In attempting to manage her work efficiently, she has earned the reputation of a succesful doer, who will naturally rub many up the wrong way as she goes about her work.

And so, when the time comes to reward her efforts, men around dither because they are out of their depth dealing with someone who scares them with her effiiency. Hence the epithet “difficult woman”.

Isn’t it ironic that a woman spends half her life trying to prove she can do it as well as a man, and the rest in disproving the adjunct of “difficult” she earns as a result of that effort!

While Kiran Bedi was good enough for some of the most difficult and unpopular postings (each one of which she turned around to her advantage), when it was her chance to be appointed police commissioner, her “tough, independent image” became her nemesis! Similarly, seniormost woman IAS officer Reva Nayyar didn’t make it as Cabinet Secretary. and Veena Sikri, IFS, wasn’t given any reason why government chose to overlook her when it came to appointing Foreign Secretary!

Have you noticed that while merit lists of school and competitive exams are dominated by girls, in the journey between classroom and boardroom, they seem to lose their advantage? Why? Because in the office situation, unlike at school or competitions, she is for the first time being evaluated, not as another roll number, but as a woman!!
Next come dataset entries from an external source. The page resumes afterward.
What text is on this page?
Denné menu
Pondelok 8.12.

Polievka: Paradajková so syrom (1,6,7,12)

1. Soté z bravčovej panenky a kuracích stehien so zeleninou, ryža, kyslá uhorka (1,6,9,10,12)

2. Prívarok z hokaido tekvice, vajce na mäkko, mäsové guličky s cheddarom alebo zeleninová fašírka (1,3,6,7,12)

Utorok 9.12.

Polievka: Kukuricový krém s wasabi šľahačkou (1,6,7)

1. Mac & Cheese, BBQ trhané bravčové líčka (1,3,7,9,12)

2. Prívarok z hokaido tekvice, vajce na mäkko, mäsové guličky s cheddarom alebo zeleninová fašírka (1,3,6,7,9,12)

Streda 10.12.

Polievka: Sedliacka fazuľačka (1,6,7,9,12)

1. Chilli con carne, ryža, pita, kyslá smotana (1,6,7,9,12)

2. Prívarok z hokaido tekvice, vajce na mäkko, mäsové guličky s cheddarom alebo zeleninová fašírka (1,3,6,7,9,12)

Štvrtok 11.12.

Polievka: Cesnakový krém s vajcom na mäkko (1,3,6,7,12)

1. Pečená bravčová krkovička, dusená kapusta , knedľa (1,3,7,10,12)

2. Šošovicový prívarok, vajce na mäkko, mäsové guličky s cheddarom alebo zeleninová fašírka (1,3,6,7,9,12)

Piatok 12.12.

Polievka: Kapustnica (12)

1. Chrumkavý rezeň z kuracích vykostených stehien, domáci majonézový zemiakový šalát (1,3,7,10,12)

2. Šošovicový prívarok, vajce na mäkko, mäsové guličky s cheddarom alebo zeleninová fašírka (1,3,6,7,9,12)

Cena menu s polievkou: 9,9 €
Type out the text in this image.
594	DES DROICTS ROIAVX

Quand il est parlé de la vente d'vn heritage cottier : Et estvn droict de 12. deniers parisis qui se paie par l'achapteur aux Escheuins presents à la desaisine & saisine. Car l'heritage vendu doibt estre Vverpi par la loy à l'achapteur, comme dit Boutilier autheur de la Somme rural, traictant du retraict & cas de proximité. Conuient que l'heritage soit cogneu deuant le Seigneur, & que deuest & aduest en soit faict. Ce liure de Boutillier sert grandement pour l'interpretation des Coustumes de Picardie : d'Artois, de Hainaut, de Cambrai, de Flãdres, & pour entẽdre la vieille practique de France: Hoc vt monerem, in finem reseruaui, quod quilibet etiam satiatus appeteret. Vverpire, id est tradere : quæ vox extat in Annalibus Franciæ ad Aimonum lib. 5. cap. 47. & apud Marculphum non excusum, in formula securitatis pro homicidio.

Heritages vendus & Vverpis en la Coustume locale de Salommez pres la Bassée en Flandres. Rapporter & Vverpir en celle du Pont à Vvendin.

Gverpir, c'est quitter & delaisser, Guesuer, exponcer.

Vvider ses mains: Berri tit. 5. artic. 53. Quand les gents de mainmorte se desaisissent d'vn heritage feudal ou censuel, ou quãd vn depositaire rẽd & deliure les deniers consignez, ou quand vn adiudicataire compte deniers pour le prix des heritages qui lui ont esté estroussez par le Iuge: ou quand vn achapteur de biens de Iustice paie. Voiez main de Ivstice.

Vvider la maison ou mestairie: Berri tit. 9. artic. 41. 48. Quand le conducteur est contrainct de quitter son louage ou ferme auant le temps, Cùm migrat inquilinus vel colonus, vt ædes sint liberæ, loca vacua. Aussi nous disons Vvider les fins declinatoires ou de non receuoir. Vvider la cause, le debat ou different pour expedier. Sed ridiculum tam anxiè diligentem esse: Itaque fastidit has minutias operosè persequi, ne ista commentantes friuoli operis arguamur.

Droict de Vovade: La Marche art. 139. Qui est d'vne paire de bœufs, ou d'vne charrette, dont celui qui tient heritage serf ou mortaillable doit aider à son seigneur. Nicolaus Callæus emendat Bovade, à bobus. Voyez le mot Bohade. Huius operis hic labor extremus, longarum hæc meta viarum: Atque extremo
Twenty-one years ago the Wall Street Journal had coined the term “glass ceiling” to refer to apparent barriers that prevent women from reaching the top hierarchy. For every Kiran Bedi who hits the headlines today, there are still any number of other victims who wither unseen.

No man can acknowledge the multi tasking dexterity of a woman. And she pays for that; how she pays! She is usually the one who handles home as well as office, but dare she let the twain meet? Not if she hopes to see her career graph on an upward swing!

If her children are unwell, she better give any other excuse but the truth or she gets typecast as a woman with family problems, unable to bear up under office pressure.

So then, does this mean that a woman in order to be successful, must settle into being either compliant or a booze buddy? Here I disagree with Kiran Bedi. Though slipping into roles men find comfortable may smoothen your daily official interactions, it certainly doesn’t translate into promotions or increments! The only women who have yet made it to the top – and there is a handful in India even today – are those that chose to march to their own drummers and were efficient professionals.

If she hopes to be a successful professional, a woman must learn to run neither with the wolves, nor with the hounds. She has to pave her own path and in doing so, ensure she doesn’t rub too many people up the wrong way. She needs to pray hard that men lose their insecurities.

And she has to be lucky. Man, does she have to be lucky!